In paper V we knocked out our gene of interest in zebrafish through CRISPR-Cas9 genome editing [Doudna and Charpentier, 2014]. Zebrafish (Danio rerio) was chosen because it has been shown to be a good model for investigating skeletal diseases [Witten et al., 2017]. By using this bony fish it is possible to study bone and cartilage formation as well as skeletal deformities since bone development and some basic skeletal components are highly conserved between teleost and humans [Witten et al., 2017]. In previous studies on OI and osteoporosis, this animal model has been used to understand the molecular mechanisms leading to disease as well as to perform drug testing [Van Dijk et al., 2013;

Gistelinck et al., 2016; Gioia et al., 2017; Fiedler et al., 2018; Gistelinck et al., 2018].

Zebrafish has also been applied to validate the skeletal phenotype observed in patients with novel forms of skeletal dysplasia, such as a skeletal ciliopathy caused by KIAA0753 mutations [Hammarsjö et al., 2017].

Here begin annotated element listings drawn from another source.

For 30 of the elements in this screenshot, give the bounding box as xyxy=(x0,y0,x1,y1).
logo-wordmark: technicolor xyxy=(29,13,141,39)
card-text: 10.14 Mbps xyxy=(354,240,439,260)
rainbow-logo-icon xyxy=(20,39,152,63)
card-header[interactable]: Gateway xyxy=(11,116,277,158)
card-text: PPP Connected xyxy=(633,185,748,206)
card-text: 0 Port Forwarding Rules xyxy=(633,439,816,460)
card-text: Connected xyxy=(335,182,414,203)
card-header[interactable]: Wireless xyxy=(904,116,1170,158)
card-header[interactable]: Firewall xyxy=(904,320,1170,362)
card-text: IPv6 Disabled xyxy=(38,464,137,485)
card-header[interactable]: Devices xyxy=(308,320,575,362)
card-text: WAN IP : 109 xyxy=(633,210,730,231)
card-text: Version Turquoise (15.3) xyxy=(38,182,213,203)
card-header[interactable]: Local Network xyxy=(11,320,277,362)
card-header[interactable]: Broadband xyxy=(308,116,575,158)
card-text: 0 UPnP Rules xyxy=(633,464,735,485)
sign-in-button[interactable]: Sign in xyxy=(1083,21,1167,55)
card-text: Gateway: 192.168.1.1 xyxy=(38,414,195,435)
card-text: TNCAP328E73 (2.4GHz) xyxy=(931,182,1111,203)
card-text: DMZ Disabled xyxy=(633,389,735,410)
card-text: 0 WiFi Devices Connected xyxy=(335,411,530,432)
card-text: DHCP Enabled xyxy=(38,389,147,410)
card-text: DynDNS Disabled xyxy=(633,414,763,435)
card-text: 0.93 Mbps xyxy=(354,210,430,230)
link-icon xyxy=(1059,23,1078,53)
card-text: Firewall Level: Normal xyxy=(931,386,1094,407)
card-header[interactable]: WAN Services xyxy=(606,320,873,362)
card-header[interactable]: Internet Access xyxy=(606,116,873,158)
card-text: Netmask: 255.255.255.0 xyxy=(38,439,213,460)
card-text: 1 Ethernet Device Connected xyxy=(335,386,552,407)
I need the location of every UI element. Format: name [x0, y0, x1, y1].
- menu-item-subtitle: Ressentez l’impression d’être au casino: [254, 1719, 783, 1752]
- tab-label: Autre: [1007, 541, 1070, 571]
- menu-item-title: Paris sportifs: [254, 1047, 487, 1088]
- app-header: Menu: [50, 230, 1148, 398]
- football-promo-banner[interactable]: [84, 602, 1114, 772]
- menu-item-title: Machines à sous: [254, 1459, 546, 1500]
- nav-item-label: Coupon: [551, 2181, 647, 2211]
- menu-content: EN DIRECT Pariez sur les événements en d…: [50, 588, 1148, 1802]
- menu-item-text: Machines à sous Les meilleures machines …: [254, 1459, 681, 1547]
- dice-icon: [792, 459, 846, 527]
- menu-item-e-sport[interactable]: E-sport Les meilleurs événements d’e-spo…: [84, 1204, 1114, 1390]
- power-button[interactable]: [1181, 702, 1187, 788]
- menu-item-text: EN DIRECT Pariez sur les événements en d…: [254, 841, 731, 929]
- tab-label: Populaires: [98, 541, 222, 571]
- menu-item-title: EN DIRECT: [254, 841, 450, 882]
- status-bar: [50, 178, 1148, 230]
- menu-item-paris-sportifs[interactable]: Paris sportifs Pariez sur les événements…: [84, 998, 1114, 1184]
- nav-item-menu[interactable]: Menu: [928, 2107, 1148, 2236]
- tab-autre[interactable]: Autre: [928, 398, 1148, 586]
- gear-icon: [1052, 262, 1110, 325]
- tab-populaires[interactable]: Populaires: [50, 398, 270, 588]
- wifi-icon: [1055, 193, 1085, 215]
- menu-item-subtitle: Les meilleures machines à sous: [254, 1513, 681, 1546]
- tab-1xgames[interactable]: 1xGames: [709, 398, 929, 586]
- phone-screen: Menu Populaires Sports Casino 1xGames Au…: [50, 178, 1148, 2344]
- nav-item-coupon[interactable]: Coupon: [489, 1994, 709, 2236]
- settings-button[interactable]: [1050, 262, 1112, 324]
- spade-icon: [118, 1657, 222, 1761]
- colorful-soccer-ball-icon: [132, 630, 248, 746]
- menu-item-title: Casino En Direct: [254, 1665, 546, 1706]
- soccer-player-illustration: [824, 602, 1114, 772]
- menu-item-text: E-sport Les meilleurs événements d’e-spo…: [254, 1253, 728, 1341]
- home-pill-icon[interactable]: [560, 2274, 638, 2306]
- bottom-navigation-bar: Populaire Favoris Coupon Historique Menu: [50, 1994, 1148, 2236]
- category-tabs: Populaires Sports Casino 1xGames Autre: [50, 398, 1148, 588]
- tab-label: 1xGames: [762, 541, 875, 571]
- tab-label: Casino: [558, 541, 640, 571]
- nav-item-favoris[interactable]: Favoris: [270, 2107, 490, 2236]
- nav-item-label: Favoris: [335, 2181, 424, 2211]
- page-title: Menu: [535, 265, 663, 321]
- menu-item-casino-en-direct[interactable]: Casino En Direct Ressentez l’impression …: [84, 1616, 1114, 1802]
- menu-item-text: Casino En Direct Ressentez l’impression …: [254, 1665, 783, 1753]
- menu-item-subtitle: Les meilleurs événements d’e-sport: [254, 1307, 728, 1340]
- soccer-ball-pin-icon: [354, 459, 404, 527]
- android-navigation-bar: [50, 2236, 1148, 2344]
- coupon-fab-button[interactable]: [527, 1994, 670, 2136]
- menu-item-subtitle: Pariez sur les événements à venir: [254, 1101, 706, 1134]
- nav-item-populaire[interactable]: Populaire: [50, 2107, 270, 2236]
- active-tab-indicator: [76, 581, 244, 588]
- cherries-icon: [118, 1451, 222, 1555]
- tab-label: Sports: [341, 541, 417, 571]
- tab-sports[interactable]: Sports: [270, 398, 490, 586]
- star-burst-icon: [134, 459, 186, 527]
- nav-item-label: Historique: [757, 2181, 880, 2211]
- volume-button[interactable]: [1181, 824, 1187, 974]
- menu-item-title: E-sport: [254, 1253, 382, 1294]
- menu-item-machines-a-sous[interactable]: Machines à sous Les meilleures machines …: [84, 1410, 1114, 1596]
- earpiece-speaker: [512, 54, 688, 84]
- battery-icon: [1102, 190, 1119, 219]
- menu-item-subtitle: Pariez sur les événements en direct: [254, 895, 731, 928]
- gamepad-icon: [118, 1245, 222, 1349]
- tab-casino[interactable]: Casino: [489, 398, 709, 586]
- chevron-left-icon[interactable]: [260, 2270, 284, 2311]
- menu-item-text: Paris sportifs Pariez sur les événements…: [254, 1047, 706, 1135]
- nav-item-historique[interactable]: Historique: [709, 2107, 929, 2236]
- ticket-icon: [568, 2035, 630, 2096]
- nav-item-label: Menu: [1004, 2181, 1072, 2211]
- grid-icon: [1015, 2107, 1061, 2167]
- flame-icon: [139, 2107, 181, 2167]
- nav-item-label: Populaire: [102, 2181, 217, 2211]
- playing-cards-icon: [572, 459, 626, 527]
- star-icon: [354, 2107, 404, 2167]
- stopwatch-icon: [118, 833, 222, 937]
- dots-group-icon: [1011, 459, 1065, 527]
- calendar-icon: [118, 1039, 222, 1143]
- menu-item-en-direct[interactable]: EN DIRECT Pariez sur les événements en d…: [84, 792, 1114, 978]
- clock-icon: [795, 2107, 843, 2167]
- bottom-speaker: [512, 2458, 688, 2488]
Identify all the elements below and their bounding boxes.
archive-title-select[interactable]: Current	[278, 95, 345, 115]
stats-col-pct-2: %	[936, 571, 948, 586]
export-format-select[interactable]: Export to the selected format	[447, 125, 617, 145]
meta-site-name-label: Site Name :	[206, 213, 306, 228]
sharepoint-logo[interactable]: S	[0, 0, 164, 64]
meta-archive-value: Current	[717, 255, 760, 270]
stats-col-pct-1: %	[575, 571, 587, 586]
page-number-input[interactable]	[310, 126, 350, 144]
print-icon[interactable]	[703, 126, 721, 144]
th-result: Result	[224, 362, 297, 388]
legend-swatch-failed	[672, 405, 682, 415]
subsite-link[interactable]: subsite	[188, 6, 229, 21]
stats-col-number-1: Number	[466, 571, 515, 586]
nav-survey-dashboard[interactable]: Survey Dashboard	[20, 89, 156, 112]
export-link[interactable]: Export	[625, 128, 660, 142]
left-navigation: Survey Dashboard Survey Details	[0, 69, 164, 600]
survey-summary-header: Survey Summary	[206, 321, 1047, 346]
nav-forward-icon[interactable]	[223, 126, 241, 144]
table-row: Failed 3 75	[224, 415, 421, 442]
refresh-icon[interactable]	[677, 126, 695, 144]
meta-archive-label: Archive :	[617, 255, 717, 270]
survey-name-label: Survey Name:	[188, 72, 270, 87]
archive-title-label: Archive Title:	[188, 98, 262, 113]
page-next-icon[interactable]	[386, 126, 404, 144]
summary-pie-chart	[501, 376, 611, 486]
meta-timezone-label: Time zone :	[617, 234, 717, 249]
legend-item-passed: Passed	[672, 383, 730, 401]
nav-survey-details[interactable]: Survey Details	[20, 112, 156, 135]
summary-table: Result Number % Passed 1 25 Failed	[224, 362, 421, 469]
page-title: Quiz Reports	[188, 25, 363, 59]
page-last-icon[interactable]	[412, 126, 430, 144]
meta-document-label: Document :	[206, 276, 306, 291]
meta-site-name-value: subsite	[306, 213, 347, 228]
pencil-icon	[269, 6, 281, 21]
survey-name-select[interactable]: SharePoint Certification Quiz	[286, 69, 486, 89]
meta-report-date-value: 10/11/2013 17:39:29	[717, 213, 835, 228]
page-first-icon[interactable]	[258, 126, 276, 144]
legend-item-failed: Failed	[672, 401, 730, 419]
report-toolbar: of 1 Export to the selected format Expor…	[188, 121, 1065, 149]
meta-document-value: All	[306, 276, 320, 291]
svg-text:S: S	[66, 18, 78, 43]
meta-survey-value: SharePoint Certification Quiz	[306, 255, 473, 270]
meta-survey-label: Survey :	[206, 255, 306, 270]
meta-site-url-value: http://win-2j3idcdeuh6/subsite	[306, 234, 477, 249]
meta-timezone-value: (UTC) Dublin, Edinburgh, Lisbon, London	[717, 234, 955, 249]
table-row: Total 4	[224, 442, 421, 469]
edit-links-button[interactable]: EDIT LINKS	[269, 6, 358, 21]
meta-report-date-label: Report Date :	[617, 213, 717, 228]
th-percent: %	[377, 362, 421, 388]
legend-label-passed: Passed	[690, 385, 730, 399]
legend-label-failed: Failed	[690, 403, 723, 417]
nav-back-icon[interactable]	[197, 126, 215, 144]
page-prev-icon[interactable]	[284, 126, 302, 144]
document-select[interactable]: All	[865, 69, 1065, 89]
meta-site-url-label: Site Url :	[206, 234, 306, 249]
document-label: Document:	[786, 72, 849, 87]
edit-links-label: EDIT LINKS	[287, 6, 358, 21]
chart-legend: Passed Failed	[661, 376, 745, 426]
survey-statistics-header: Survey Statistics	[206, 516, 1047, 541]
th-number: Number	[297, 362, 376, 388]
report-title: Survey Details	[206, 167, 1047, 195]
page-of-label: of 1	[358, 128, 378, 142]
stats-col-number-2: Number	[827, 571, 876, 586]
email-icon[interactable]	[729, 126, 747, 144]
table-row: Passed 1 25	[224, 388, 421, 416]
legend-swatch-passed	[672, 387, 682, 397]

In general, zebrafish is widely used as a model organism because approximately 70% of the human genes have a orthologue in this species [Howe et al., 2013]. Furthermore, every week a couple of fish can produce hundreds of eggs that are externally fertilized and can be easily visualized and manipulated.

The CRISPR-Cas system is an adaptive system found in bacteria to protect them against viruses and plasmids. In our genome editing, a Cas9 endonucleases as well as a single

guide RNA (sgRNA) targeting a region just downstream of the mutated loci in the patients were injected into the zebrafish embryos. The sgRNA has a scaffold sequence that binds Cas9 as well as a 20 bp sequence that specifically targets our gene of interest specifically.

In order for the Cas9 to bind the target, the sgRNA has to hybridize to a sequence that locates close to a NGG protospacer-associated motif (PAM sequence). Only in this way the Cas9 can perform a double strand break close to the targeted DNA sequence, which is consequently repaired by non-homologous end joining (NHEJ) resulting in the introduction of indels.

In order to obtain the knocked-out fish we inter-crossed two fish with the same heterozygous frameshift mutation in our gene of interest from first filial (F1) generation.

Phenotypic characterization was performed by gross analysis of the larvae from 1 to 5 days post-fertilization (dpf) and by skeletal tissue staining upon fixation on 5 dpf larvae.

Cartilage development and mineralization were evaluated using alizarin red and alcian blue staining. Cartilage deformities in the head were investigated based on the measurement of the angle between the left and the right ceratohyals.